Describing the terrain as a haven for criminals and the homeless, Reisinger said he has found weapons, trash and evidence of illegal drug use, including syringes. He said naked men approached when he was in Nesbitt Park with students as a rowing coach for Wilkes University.
“Safety issues need to be addressed,” Reisinger said.
Similar concerns have been raised for at least two decades. A 1994 government study said the riverfront side of Kirby Park had become an “unpatrolled safe haven for the criminal element.”
Authority Executive Director Chris Belleman said he will accept Reisinger’s invitation for a tour of the area, though he noted Wilkes-Barre owns Kirby Park and Nesbitt Parks and is responsible for maintaining and policing the riverfront portions of these recreational facilities.
Reisinger included an untamed stretch of riverfront land between the Veterans Memorial Bridge and Cross Valley Expressway as an area of concern. County and municipal officials had considered a new “Riverbend Park” with trails and educational meeting places in this area, but the plans never got off the ground.
Authority member Stephen A. Urban, a county councilman, urged Belleman to review a West Side Parks master plan that had been completed several years ago outlining proposed improvements to the riverfront stretch. The authority should seek grants to fund trails, lighting and other improvements that could increase foot traffic to drive away those who shouldn’t be there, he said.
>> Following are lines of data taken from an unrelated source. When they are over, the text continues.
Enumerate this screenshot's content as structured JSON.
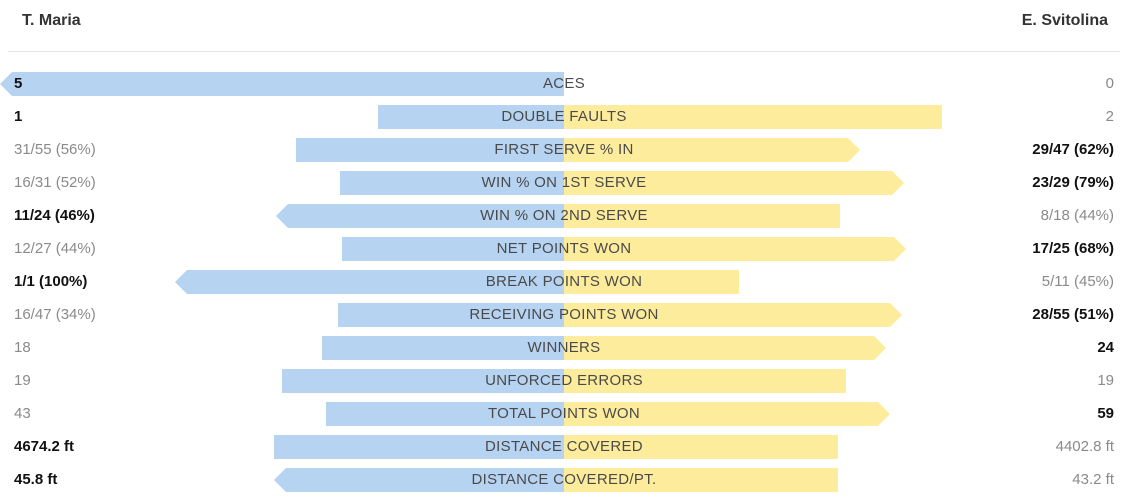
{
  "header": {
    "player_left": "T. Maria",
    "player_right": "E. Svitolina"
  },
  "colors": {
    "left_bar": "#b6d3f2",
    "right_bar": "#fdec9c",
    "leader_text": "#111111",
    "trailer_text": "#8a8a8a"
  },
  "chart_data": {
    "type": "bar",
    "layout": "diverging-horizontal",
    "series": [
      {
        "name": "T. Maria"
      },
      {
        "name": "E. Svitolina"
      }
    ],
    "stats": [
      {
        "label": "ACES",
        "left": "5",
        "right": "0",
        "left_share": 1.0,
        "right_share": 0.0,
        "leader": "left",
        "arrow": "left"
      },
      {
        "label": "DOUBLE FAULTS",
        "left": "1",
        "right": "2",
        "left_share": 0.33,
        "right_share": 0.67,
        "leader": "left",
        "arrow": "none"
      },
      {
        "label": "FIRST SERVE % IN",
        "left": "31/55 (56%)",
        "right": "29/47 (62%)",
        "left_share": 0.475,
        "right_share": 0.525,
        "leader": "right",
        "arrow": "right"
      },
      {
        "label": "WIN % ON 1ST SERVE",
        "left": "16/31 (52%)",
        "right": "23/29 (79%)",
        "left_share": 0.397,
        "right_share": 0.603,
        "leader": "right",
        "arrow": "right"
      },
      {
        "label": "WIN % ON 2ND SERVE",
        "left": "11/24 (46%)",
        "right": "8/18 (44%)",
        "left_share": 0.511,
        "right_share": 0.489,
        "leader": "left",
        "arrow": "left"
      },
      {
        "label": "NET POINTS WON",
        "left": "12/27 (44%)",
        "right": "17/25 (68%)",
        "left_share": 0.393,
        "right_share": 0.607,
        "leader": "right",
        "arrow": "right"
      },
      {
        "label": "BREAK POINTS WON",
        "left": "1/1 (100%)",
        "right": "5/11 (45%)",
        "left_share": 0.69,
        "right_share": 0.31,
        "leader": "left",
        "arrow": "left"
      },
      {
        "label": "RECEIVING POINTS WON",
        "left": "16/47 (34%)",
        "right": "28/55 (51%)",
        "left_share": 0.4,
        "right_share": 0.6,
        "leader": "right",
        "arrow": "right"
      },
      {
        "label": "WINNERS",
        "left": "18",
        "right": "24",
        "left_share": 0.429,
        "right_share": 0.571,
        "leader": "right",
        "arrow": "right"
      },
      {
        "label": "UNFORCED ERRORS",
        "left": "19",
        "right": "19",
        "left_share": 0.5,
        "right_share": 0.5,
        "leader": "none",
        "arrow": "none"
      },
      {
        "label": "TOTAL POINTS WON",
        "left": "43",
        "right": "59",
        "left_share": 0.422,
        "right_share": 0.578,
        "leader": "right",
        "arrow": "right"
      },
      {
        "label": "DISTANCE COVERED",
        "left": "4674.2 ft",
        "right": "4402.8 ft",
        "left_share": 0.515,
        "right_share": 0.485,
        "leader": "left",
        "arrow": "none"
      },
      {
        "label": "DISTANCE COVERED/PT.",
        "left": "45.8 ft",
        "right": "43.2 ft",
        "left_share": 0.515,
        "right_share": 0.485,
        "leader": "left",
        "arrow": "left"
      }
    ]
  }
}
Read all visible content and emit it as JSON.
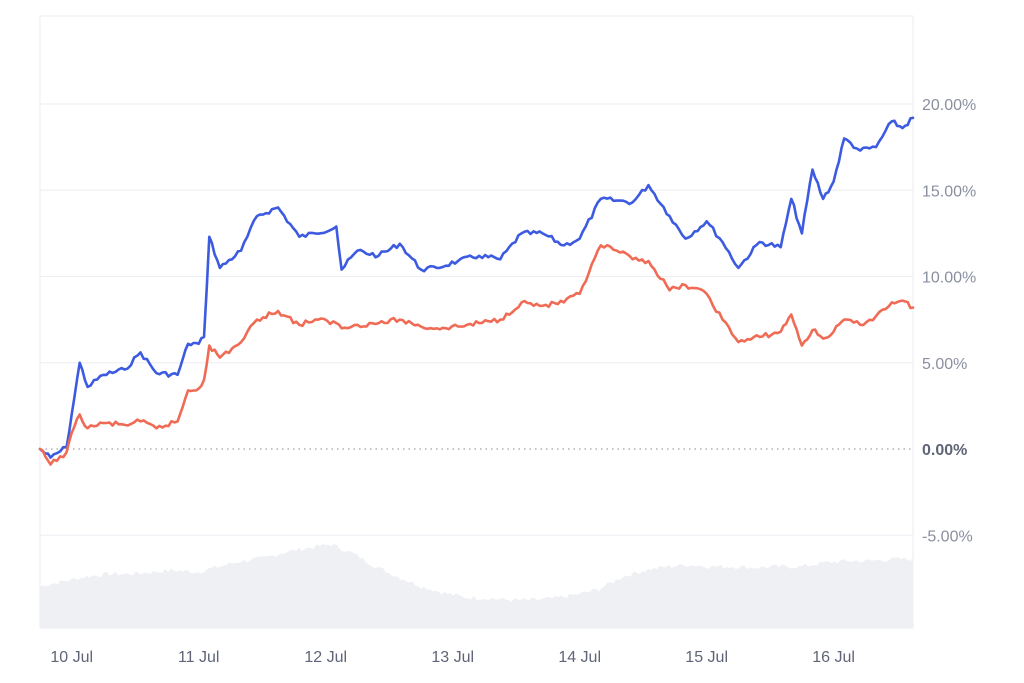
{
  "chart_data": {
    "type": "line",
    "title": "",
    "xlabel": "",
    "ylabel": "",
    "x_range": [
      "9 Jul 18:00",
      "16 Jul 15:00"
    ],
    "ylim": [
      -10,
      25
    ],
    "y_ticks": [
      {
        "value": 20,
        "label": "20.00%"
      },
      {
        "value": 15,
        "label": "15.00%"
      },
      {
        "value": 10,
        "label": "10.00%"
      },
      {
        "value": 5,
        "label": "5.00%"
      },
      {
        "value": 0,
        "label": "0.00%"
      },
      {
        "value": -5,
        "label": "-5.00%"
      }
    ],
    "x_ticks": [
      "10 Jul",
      "11 Jul",
      "12 Jul",
      "13 Jul",
      "14 Jul",
      "15 Jul",
      "16 Jul"
    ],
    "grid": true,
    "zero_line": "dotted",
    "legend": "none",
    "series": [
      {
        "color": "#3d5be0",
        "points": [
          [
            "9 Jul 18:00",
            0.0
          ],
          [
            "9 Jul 20:00",
            -0.5
          ],
          [
            "9 Jul 23:00",
            0.1
          ],
          [
            "10 Jul 00:30",
            3.0
          ],
          [
            "10 Jul 01:30",
            5.0
          ],
          [
            "10 Jul 03:00",
            3.6
          ],
          [
            "10 Jul 06:00",
            4.3
          ],
          [
            "10 Jul 10:00",
            4.6
          ],
          [
            "10 Jul 13:00",
            5.6
          ],
          [
            "10 Jul 16:00",
            4.4
          ],
          [
            "10 Jul 20:00",
            4.3
          ],
          [
            "10 Jul 22:00",
            6.1
          ],
          [
            "11 Jul 00:00",
            6.1
          ],
          [
            "11 Jul 01:00",
            6.5
          ],
          [
            "11 Jul 02:00",
            12.3
          ],
          [
            "11 Jul 04:00",
            10.5
          ],
          [
            "11 Jul 08:00",
            11.5
          ],
          [
            "11 Jul 11:00",
            13.5
          ],
          [
            "11 Jul 15:00",
            14.0
          ],
          [
            "11 Jul 19:00",
            12.3
          ],
          [
            "11 Jul 22:00",
            12.5
          ],
          [
            "12 Jul 02:00",
            12.9
          ],
          [
            "12 Jul 03:00",
            10.4
          ],
          [
            "12 Jul 06:00",
            11.5
          ],
          [
            "12 Jul 10:00",
            11.2
          ],
          [
            "12 Jul 14:00",
            11.9
          ],
          [
            "12 Jul 18:00",
            10.4
          ],
          [
            "12 Jul 21:00",
            10.5
          ],
          [
            "13 Jul 01:00",
            10.9
          ],
          [
            "13 Jul 05:00",
            11.2
          ],
          [
            "13 Jul 09:00",
            11.0
          ],
          [
            "13 Jul 13:00",
            12.5
          ],
          [
            "13 Jul 17:00",
            12.5
          ],
          [
            "13 Jul 21:00",
            11.8
          ],
          [
            "14 Jul 00:00",
            12.2
          ],
          [
            "14 Jul 04:00",
            14.5
          ],
          [
            "14 Jul 07:00",
            14.4
          ],
          [
            "14 Jul 10:00",
            14.3
          ],
          [
            "14 Jul 13:00",
            15.3
          ],
          [
            "14 Jul 17:00",
            13.5
          ],
          [
            "14 Jul 20:00",
            12.2
          ],
          [
            "15 Jul 00:00",
            13.2
          ],
          [
            "15 Jul 03:00",
            12.0
          ],
          [
            "15 Jul 06:00",
            10.5
          ],
          [
            "15 Jul 10:00",
            12.0
          ],
          [
            "15 Jul 14:00",
            11.7
          ],
          [
            "15 Jul 16:00",
            14.5
          ],
          [
            "15 Jul 18:00",
            12.5
          ],
          [
            "15 Jul 20:00",
            16.2
          ],
          [
            "15 Jul 22:00",
            14.5
          ],
          [
            "16 Jul 00:00",
            15.5
          ],
          [
            "16 Jul 02:00",
            18.0
          ],
          [
            "16 Jul 05:00",
            17.3
          ],
          [
            "16 Jul 08:00",
            17.5
          ],
          [
            "16 Jul 11:00",
            19.0
          ],
          [
            "16 Jul 13:00",
            18.6
          ],
          [
            "16 Jul 15:00",
            19.2
          ]
        ]
      },
      {
        "color": "#f06b55",
        "points": [
          [
            "9 Jul 18:00",
            0.0
          ],
          [
            "9 Jul 20:00",
            -0.9
          ],
          [
            "9 Jul 23:00",
            -0.2
          ],
          [
            "10 Jul 00:30",
            1.3
          ],
          [
            "10 Jul 01:30",
            2.0
          ],
          [
            "10 Jul 03:00",
            1.2
          ],
          [
            "10 Jul 06:00",
            1.5
          ],
          [
            "10 Jul 10:00",
            1.4
          ],
          [
            "10 Jul 13:00",
            1.6
          ],
          [
            "10 Jul 16:00",
            1.2
          ],
          [
            "10 Jul 20:00",
            1.6
          ],
          [
            "10 Jul 22:00",
            3.4
          ],
          [
            "11 Jul 00:00",
            3.5
          ],
          [
            "11 Jul 01:00",
            4.0
          ],
          [
            "11 Jul 02:00",
            6.0
          ],
          [
            "11 Jul 04:00",
            5.3
          ],
          [
            "11 Jul 08:00",
            6.2
          ],
          [
            "11 Jul 11:00",
            7.5
          ],
          [
            "11 Jul 15:00",
            8.0
          ],
          [
            "11 Jul 19:00",
            7.2
          ],
          [
            "11 Jul 22:00",
            7.5
          ],
          [
            "12 Jul 02:00",
            7.3
          ],
          [
            "12 Jul 03:00",
            7.0
          ],
          [
            "12 Jul 06:00",
            7.2
          ],
          [
            "12 Jul 10:00",
            7.3
          ],
          [
            "12 Jul 14:00",
            7.5
          ],
          [
            "12 Jul 18:00",
            7.1
          ],
          [
            "12 Jul 21:00",
            7.0
          ],
          [
            "13 Jul 01:00",
            7.1
          ],
          [
            "13 Jul 05:00",
            7.3
          ],
          [
            "13 Jul 09:00",
            7.5
          ],
          [
            "13 Jul 13:00",
            8.5
          ],
          [
            "13 Jul 17:00",
            8.3
          ],
          [
            "13 Jul 21:00",
            8.5
          ],
          [
            "14 Jul 00:00",
            9.0
          ],
          [
            "14 Jul 04:00",
            11.8
          ],
          [
            "14 Jul 07:00",
            11.5
          ],
          [
            "14 Jul 10:00",
            11.0
          ],
          [
            "14 Jul 13:00",
            10.9
          ],
          [
            "14 Jul 17:00",
            9.2
          ],
          [
            "14 Jul 20:00",
            9.5
          ],
          [
            "15 Jul 00:00",
            9.0
          ],
          [
            "15 Jul 03:00",
            7.5
          ],
          [
            "15 Jul 06:00",
            6.2
          ],
          [
            "15 Jul 10:00",
            6.5
          ],
          [
            "15 Jul 14:00",
            6.8
          ],
          [
            "15 Jul 16:00",
            7.8
          ],
          [
            "15 Jul 18:00",
            6.0
          ],
          [
            "15 Jul 20:00",
            6.9
          ],
          [
            "15 Jul 22:00",
            6.4
          ],
          [
            "16 Jul 00:00",
            6.8
          ],
          [
            "16 Jul 02:00",
            7.5
          ],
          [
            "16 Jul 05:00",
            7.2
          ],
          [
            "16 Jul 08:00",
            7.7
          ],
          [
            "16 Jul 11:00",
            8.5
          ],
          [
            "16 Jul 13:00",
            8.6
          ],
          [
            "16 Jul 15:00",
            8.2
          ]
        ]
      }
    ],
    "volume": {
      "color": "#eef0f4",
      "values": [
        0.45,
        0.5,
        0.55,
        0.58,
        0.58,
        0.6,
        0.62,
        0.6,
        0.66,
        0.72,
        0.75,
        0.82,
        0.86,
        0.9,
        0.8,
        0.66,
        0.55,
        0.45,
        0.38,
        0.33,
        0.32,
        0.3,
        0.3,
        0.32,
        0.36,
        0.42,
        0.55,
        0.62,
        0.66,
        0.68,
        0.66,
        0.66,
        0.65,
        0.66,
        0.66,
        0.7,
        0.72,
        0.72,
        0.74,
        0.74
      ]
    }
  }
}
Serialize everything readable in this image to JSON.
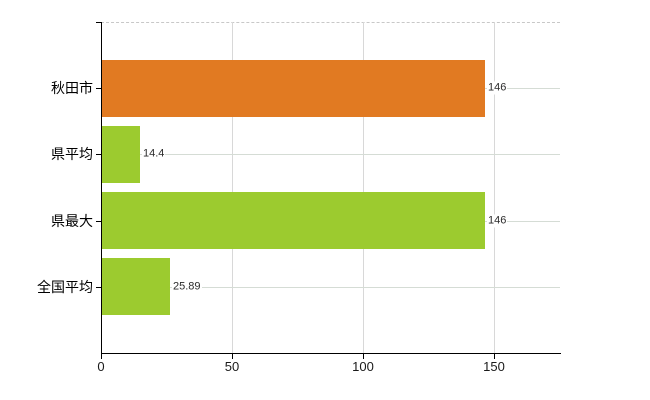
{
  "chart_data": {
    "type": "bar",
    "orientation": "horizontal",
    "title": "",
    "xlabel": "",
    "ylabel": "",
    "categories": [
      "秋田市",
      "県平均",
      "県最大",
      "全国平均"
    ],
    "values": [
      146,
      14.4,
      146,
      25.89
    ],
    "value_labels": [
      "146",
      "14.4",
      "146",
      "25.89"
    ],
    "bar_colors": [
      "#e17a22",
      "#9ccb2f",
      "#9ccb2f",
      "#9ccb2f"
    ],
    "x_ticks": [
      0,
      50,
      100,
      150
    ],
    "x_tick_labels": [
      "0",
      "50",
      "100",
      "150"
    ],
    "xlim": [
      0,
      175.2
    ],
    "grid": true,
    "legend": false,
    "gridline_color_vertical": "#d8d8d8",
    "gridline_color_horizontal": "#d5dcd5",
    "top_boundary_style": "dashed",
    "axis_color": "#000000"
  }
}
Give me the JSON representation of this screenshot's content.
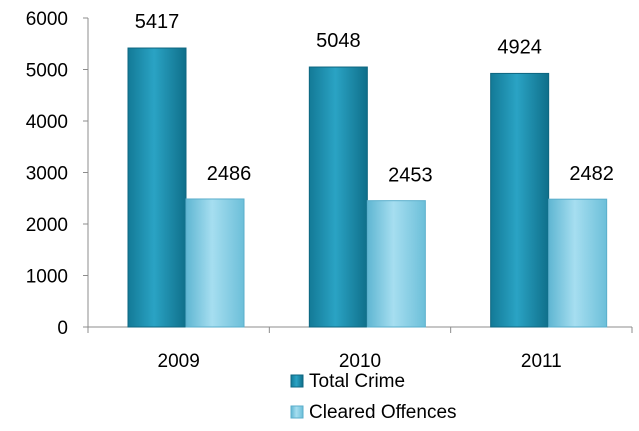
{
  "chart_data": {
    "type": "bar",
    "categories": [
      "2009",
      "2010",
      "2011"
    ],
    "series": [
      {
        "name": "Total Crime",
        "values": [
          5417,
          5048,
          4924
        ],
        "color": "#1b8fb0"
      },
      {
        "name": "Cleared Offences",
        "values": [
          2486,
          2453,
          2482
        ],
        "color": "#7fcbe3"
      }
    ],
    "ylim": [
      0,
      6000
    ],
    "yticks": [
      "0",
      "1000",
      "2000",
      "3000",
      "4000",
      "5000",
      "6000"
    ],
    "data_labels": [
      [
        "5417",
        "5048",
        "4924"
      ],
      [
        "2486",
        "2453",
        "2482"
      ]
    ],
    "grid": false,
    "legend_position": "bottom"
  }
}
The 91 acres on the river side of Kirby Park once included a zoo, wading pool and bandshell but was cut off from the rest of Kirby Park when the levee bisected the park in 1936, officials said.
Authority Board Chairman Kevin O’Brien said the authority will alert law enforcement about Reisinger’s complaints.
In other business, county Councilwoman Kathy Dobash sought clarification Tuesday on issues that surfaced at recent county meetings.
Councilman Edward Brominski had questioned why a local college property worth millions of dollars would not pay more than the maximum $676.44 Wyoming Valley Levee fee for non-residential properties that have assessments greater than $750,000.
Authority officials had decided to cap the fee when it was created in 2009 because they weren’t trying to generate more than the $1.2 million they needed annually to cover levee flood-control maintenance costs previously funded by the county’s strapped operating budget, Belleman said.
The fee also must be paid on each parcel within the 1972 Agnes flood zone, which means King’s College and Wilkes University each pay on multiple properties, authority officials said.
Some county officials also maintained the authority should take over levee-raising debt repayments to alleviate pressure on the county budget.
Authority Solicitor Christopher Cullen said Tuesday he does not believe that change is legally permissible because the county — not the authority — borrowed the funds and guaranteed repayment. The levee fee on 14,200 properties would at least double if debt repayments must be shouldered by the authority, Cullen said.